Hacker news

Top
New
Past
Ask
Show
Jobs

Speculative KV coding: losslessly compressing KV cache by up to ~4× (https://fergusfinn.com)

126 points by kkm 3 days ago | 21 comments | View on ycombinator

oceanplexian 21 minutes ago |

A lot of this is over my head but why would you do compression when GPU time is the most expensive thing in the world right now?

KV can be trivially stored on ram or even a spinning disk and retrieved on the order of milliseconds. See LM cache for vLLM for example. In fact it’s so easy it kinda shocks me when Claude Code will sit and recompute my entire KV on a new session after a couple of hours, I guess Anthropic infra is not as optimized as it would seem.

Think about the problem from first principles:

Storing a few GB per user at scale isn’t that hard and was solved years ago. Let’s say I have 20 chat sessions open and the session persists for a day or two, this seems negligible to me as a systems design problem.

zozbot234 about 10 hours ago |

The problem with this approach is that even recomputing a "draft" of the KV cache is still quadratic in context length. Maybe you can get some constant savings by always recomputing the earliest tokens, but it's not a good tradeoff as context sizes grow.

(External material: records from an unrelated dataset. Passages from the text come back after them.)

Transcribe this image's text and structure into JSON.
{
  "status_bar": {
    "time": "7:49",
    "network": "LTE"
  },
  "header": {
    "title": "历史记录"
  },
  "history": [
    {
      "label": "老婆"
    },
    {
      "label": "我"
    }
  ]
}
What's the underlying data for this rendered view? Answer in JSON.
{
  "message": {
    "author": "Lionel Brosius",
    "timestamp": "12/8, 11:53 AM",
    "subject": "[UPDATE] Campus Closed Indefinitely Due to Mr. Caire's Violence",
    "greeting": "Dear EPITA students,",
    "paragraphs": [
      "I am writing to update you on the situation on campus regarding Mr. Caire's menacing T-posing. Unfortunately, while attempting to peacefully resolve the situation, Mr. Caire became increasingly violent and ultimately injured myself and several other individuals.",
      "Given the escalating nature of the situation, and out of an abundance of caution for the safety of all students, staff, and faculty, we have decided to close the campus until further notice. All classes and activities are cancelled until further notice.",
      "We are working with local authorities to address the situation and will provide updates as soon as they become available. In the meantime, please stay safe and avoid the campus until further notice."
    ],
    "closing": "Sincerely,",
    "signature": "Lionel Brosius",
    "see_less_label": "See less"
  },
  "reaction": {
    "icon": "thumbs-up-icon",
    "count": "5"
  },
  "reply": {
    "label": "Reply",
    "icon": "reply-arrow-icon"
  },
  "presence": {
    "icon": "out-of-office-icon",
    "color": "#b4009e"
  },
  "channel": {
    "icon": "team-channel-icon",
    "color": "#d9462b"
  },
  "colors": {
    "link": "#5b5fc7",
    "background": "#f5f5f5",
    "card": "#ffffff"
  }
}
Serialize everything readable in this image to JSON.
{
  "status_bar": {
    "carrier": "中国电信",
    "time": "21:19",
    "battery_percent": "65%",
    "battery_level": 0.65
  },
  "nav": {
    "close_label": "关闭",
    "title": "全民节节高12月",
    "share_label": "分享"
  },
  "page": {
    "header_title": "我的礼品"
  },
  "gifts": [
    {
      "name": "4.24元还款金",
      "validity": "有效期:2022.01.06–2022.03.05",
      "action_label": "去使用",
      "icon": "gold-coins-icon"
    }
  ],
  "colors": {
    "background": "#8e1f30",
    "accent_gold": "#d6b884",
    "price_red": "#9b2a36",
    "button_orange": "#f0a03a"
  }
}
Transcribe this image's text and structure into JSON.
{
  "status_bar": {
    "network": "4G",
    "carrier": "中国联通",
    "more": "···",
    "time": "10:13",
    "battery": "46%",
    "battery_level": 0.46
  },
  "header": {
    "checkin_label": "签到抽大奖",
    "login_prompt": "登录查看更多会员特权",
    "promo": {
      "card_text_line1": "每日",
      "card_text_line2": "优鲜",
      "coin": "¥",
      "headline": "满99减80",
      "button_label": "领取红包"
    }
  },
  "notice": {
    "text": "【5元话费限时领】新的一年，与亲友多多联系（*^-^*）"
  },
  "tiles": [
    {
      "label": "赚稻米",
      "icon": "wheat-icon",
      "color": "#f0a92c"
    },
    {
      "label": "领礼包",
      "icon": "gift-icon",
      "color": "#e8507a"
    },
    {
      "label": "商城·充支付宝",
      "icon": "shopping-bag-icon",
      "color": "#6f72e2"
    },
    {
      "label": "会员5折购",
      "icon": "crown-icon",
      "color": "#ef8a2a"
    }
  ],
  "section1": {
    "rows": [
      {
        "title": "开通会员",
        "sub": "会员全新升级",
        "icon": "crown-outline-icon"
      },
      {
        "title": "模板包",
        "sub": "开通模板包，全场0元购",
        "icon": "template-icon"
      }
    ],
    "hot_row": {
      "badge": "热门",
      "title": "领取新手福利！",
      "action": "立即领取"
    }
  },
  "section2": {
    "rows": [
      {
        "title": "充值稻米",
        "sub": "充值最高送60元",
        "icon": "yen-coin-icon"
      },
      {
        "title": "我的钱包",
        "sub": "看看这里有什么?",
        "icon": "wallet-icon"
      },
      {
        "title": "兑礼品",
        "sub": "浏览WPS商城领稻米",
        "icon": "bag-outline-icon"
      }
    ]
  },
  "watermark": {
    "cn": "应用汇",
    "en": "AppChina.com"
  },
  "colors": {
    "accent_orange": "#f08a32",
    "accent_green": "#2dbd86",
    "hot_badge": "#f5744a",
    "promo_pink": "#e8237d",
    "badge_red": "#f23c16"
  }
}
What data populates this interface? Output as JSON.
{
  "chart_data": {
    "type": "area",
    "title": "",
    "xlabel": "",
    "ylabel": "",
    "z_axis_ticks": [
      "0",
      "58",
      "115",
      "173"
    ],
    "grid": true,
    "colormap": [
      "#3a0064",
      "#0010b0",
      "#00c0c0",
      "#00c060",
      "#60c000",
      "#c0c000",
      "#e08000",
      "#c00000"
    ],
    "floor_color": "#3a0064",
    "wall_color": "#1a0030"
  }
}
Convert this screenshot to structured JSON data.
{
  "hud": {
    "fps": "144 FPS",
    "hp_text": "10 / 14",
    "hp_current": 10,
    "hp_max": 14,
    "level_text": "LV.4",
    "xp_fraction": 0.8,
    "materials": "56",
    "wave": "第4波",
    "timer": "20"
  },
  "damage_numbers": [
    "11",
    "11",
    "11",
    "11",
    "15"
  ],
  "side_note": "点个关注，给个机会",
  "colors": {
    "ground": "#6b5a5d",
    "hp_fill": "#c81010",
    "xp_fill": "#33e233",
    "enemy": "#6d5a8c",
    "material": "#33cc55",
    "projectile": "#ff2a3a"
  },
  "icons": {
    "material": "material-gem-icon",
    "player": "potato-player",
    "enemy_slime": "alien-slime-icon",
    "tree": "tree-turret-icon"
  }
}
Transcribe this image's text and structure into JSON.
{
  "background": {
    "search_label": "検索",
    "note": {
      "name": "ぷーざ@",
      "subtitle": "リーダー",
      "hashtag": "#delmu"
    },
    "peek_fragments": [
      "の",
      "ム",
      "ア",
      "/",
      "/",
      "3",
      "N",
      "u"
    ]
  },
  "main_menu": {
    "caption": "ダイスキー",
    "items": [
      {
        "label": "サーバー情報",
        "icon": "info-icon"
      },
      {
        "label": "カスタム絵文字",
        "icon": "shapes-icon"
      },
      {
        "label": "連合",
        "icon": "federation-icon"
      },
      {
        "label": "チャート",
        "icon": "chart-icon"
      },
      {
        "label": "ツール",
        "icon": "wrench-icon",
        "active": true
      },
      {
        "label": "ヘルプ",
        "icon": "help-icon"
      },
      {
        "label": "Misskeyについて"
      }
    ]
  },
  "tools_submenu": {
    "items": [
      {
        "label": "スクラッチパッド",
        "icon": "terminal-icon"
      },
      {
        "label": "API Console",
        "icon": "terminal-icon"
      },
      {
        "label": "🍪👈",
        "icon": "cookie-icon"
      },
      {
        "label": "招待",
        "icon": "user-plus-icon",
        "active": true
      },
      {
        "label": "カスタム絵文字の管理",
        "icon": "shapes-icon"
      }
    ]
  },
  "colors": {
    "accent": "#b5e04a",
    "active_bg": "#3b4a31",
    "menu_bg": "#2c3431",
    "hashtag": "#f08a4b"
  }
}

hypfer about 11 hours ago |

TL;DR (and please correct me if I got it wrong):

Tiny deterministic model predicts the K/V cache, prediction is compared with reality, delta is stored in vram. The other way round then just predicts the values again, applies the delta, and you have the full correct value while just storing the delta

And this works because you're never looking at the whole k/v cache but always just a slice. So you just need a memory buffer of the size of the slice

___

If this works out and I've understood correctly, that _I think_ would mean that a 24GB RTX 4090 could fit 256k q8 context next to Qwen3.6-27B at IQ4_NL.

Or, alternatively, something like 208k context (matching claude api limits of 200k in some plans) with a slightly larger quant like UD-Q4_K_XL.

That would be massive. Especially since the thing has so much compute to spare.

Though, all depending on the size of that predictor model I guess?

syllogistic about 5 hours ago |

How do these results compare with the engram based approach from deepseek?

0-_-0 about 10 hours ago |

You can use the original model to compress the kv cache and get ∞x compression, since the prediction is perfect. The cost is time, and I don't see how this could be worth it.

ssivark about 8 hours ago |

Note that any cache (eg LRU-eviction) is just a specific speculative model for future usage :-)

The cache can be backed by hardware/lookup, or by a cheap computation. The line between functions and data is really blurry.

monster_truck about 9 hours ago |

There is no compression taking place here.

mirekrusin about 11 hours ago |

If “speculative” approach works so well in different contexts why not make it first class and use everywhere, possibly recursively?

haeseong about 7 hours ago |

[dead]

porridgeraisin about 11 hours ago |

I am yet to do a "deep dive" into the results, but what a well written article. An LLM could _never_ write so crisply.